Voting. The holders of the Series H preferred stock have 50 votes per share of Series H preferred stock held. The holders of Series H preferred stock vote together with the holders of the outstanding shares of all other capital stock of the Company, and not as a separate class, series or voting group.

 

Redemption and Call Rights. The Series H preferred stock have no redemption or call rights.

 

Conversion.
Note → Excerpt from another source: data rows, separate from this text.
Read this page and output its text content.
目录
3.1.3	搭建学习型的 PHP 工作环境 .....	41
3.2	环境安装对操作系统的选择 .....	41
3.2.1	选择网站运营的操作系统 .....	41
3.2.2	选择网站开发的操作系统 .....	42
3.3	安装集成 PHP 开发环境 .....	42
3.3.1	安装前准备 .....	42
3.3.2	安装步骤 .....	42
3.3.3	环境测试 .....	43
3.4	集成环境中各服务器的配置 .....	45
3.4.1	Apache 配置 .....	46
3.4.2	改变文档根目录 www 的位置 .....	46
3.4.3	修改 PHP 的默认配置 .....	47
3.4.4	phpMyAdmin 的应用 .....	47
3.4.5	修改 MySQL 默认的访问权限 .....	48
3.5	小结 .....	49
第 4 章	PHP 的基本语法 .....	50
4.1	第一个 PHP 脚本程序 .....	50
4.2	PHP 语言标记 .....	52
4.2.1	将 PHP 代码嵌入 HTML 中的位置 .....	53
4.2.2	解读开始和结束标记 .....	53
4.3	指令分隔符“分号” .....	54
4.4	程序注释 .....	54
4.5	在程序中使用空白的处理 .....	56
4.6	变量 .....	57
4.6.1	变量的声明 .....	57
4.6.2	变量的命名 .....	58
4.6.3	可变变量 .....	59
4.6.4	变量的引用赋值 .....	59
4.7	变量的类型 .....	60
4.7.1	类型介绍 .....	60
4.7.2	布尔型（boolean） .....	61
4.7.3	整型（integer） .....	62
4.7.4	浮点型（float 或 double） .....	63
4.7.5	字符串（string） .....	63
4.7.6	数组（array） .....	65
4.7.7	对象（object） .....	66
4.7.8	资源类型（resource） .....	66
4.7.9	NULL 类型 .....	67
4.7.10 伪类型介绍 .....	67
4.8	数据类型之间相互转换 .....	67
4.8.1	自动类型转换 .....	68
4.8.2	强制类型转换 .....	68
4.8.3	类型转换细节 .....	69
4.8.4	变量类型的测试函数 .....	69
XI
Holders of Series H preferred stock have the following rights with respect to the conversion of Series H preferred stock into shares of the Company’s common stock:

 

● At any time after June 6, 2018, and upon notice provided by the holder to the Company, a holder shall have the right to convert, at face value per share, all or any portion of their Series H preferred stock into shares of the Company’s common stock on the basis of 50 shares of common stock for each share of Series H preferred stock so converted (the “Conversion Ratio”).

 

● If at any time after the date of issuance of the Series H preferred stock, in the event the Company shall (i) make or issue a dividend or other distribution payable in common stock (other than with respect to the Series H preferred stock); (ii) subdivide outstanding shares of common stock into a larger number of shares; or (iii) combine outstanding shares of common stock into a smaller number of shares, the Conversion Ratio shall be adjusted appropriately by the Company’s Board of Directors.

 

● If the common stock issuable upon the conversion of the Series H preferred stock shall be changed into the same or different number of shares of any class or classes of stock, whether by capital reorganization, reclassification or otherwise (other than a subdivision or combination of shares or stock dividend provided for elsewhere in the certificate of designations), then in each such event, the holder of each share of Series H preferred stock shall have the right thereafter to convert such share into the kind and amount of shares of stock and other securities and property receivable upon such capital reorganization, reclassification or other change by holders of the number of shares of common stock into which such shares of Series H preferred stock might have been converted immediately prior to such capital reorganization, reclassification or other change.

 

● In each case of an adjustment or readjustment of the conversion ratio, the Company, at its expense, will seek to furnish each holder of Series H preferred stock with a certificate, showing such adjustment or readjustment, and stating in detail the facts upon which such adjustment or readjustment is based.

 

● Promptly after the Company’s receipt of a conversion notice, and upon surrender of the Series H preferred stock certificate for cancellation, the Company shall deliver to the holder a certificate representing the number of the Company’s shares of common stock into which such Series H preferred stock is converted. No fractional shares shall be issued, and, in lieu of any such fractional securities, each holder of Series H preferred stock who will otherwise be entitled to a fraction of a share upon surrender shall receive the next highest whole share.